There is another possibility that was tested with psychophysical experiments in a very interesting study (Zahorik & Wightman (2001)). The subjects listen to noise bursts played from various distances at various intensities, and are asked to evaluate source loudness. The results show that 1) the evaluation of loudness does not depend on distance, 2) the scale of loudness depends on source intensity in the same way as for proximal loudness (loudness at the ears). This may seem surprising, since the sounds have no structure, they do not have the typical spectrum of natural sounds (which tend to decay as 1/f) and there is no nonlinearity involved. The key is that the sounds were presented in a reverberating environment (room). The authors propose that loudness constancy is due to the properties of diffuse fields. In acoustics, a diffuse field has the property that it is identical at all spatial locations within the environment. This is never entirely true of natural environments, but some reverberant environments are close to it. This implies that the reverberant part of the signal depends linearly on the source signal but does not depend on distance. Therefore, the reverberant part is invariant with respect to source location and can provide the basis for the notion of source loudness that we are considering. Reverberation preserves the spectrum of the source signal, but not the temporal envelope (which is blurred). However, we note that since reverberation depends on the specific acoustical environment, it is in principle only informative about the relative loudness of different sources; but it is important to observe that it allows comparisons between different types of sources.

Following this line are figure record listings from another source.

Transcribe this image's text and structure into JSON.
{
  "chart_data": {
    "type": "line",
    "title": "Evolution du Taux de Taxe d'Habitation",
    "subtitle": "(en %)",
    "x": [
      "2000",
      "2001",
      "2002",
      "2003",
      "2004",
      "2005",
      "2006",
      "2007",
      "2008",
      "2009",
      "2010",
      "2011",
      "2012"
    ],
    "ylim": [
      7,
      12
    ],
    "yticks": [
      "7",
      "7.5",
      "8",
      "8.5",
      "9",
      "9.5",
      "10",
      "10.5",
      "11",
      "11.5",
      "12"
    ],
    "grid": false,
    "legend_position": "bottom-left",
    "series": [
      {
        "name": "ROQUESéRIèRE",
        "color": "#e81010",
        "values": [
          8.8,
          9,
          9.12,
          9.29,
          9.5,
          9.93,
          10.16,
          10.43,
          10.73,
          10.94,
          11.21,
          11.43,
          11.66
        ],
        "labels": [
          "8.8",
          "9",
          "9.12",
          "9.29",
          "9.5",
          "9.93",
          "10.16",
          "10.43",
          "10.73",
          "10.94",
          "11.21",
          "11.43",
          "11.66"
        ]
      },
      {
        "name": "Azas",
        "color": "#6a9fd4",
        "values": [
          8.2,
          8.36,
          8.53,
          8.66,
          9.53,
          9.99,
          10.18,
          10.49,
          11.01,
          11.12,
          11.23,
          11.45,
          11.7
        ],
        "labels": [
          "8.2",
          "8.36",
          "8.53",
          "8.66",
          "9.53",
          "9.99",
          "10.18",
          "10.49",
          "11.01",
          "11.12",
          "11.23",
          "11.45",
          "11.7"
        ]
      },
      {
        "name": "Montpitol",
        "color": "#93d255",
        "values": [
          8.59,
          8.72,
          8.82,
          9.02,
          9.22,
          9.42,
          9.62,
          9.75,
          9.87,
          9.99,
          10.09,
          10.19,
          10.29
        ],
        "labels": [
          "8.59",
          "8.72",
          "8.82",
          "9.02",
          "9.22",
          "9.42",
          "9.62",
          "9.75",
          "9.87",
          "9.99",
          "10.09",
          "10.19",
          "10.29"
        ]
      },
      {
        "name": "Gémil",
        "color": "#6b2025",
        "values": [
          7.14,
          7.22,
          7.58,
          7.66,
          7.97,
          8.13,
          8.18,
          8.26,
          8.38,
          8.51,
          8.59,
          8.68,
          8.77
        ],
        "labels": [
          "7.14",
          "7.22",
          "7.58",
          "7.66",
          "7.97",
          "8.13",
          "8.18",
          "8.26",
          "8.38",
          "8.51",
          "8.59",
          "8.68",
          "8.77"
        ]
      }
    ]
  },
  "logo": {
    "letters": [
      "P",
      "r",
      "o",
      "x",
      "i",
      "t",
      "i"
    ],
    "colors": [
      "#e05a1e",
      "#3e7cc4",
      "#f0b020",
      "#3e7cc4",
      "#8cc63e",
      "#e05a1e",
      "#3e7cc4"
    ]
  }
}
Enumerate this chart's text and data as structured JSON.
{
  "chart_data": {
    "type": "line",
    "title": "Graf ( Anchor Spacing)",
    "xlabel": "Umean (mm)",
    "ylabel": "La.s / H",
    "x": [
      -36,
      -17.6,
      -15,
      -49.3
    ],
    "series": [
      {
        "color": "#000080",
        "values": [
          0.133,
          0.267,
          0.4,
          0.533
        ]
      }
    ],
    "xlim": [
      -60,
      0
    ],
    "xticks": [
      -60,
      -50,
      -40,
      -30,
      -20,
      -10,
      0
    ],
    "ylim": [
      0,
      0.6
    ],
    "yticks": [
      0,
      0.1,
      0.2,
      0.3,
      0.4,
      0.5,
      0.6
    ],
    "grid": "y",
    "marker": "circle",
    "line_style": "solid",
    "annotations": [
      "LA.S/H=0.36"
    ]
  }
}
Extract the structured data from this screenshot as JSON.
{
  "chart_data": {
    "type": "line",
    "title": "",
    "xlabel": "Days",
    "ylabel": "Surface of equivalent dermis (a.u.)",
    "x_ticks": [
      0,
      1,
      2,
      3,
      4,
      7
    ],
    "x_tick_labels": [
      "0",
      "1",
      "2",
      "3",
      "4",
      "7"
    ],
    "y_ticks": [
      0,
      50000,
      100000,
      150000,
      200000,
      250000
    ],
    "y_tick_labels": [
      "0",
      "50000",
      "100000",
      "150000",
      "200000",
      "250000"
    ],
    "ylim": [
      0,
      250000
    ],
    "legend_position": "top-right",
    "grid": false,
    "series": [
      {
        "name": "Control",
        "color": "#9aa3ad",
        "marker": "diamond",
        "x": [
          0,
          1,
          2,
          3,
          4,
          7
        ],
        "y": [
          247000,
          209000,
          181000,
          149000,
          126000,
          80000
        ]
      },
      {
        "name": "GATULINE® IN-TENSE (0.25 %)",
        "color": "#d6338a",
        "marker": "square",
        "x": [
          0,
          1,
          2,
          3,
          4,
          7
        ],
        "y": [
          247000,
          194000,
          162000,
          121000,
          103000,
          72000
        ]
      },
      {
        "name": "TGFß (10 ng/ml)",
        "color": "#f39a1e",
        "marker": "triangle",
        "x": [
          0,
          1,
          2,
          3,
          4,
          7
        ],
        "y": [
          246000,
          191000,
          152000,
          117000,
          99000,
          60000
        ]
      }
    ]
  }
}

Alternatively, the ratio between direct and reverberant energy provides a way to estimate the distance of the source, from which source loudness can be deduced. But we note that estimating the distance is in fact not necessary to estimate source loudness. The study does not mention cues due to early reflections on the ground. Indeed a reflection on the ground interferes with the direct signal at a specific frequency that is inversely proportional with the delay between direct and reflected signals. This could be a monaural or binaural cue to distance (Gourévitch & Brette 2012).
To conclude this post, we have seen that loudness actually encompasses several distinct notions:
1) a proximal notion that is related to intelligibility (as in “not loud enough”), and therefore to the relationship between the signal of interest and the background, considered as a distracter;
2) a proximal notion that is related to biological responses to the acoustical signal (as in “too loud”), which may (speculatively) be numerous (energy consumption, risk of cochlear damage, startle reflex);
3) a distal notion that relates to the mechanical energy involved in producing the sound (a sensorimotor notion), which is source-specific;
4) a distal notion that relates to the sound field radiated from the source, independently of the distance, which may be defined as the expected proximal loudness at a reference distance.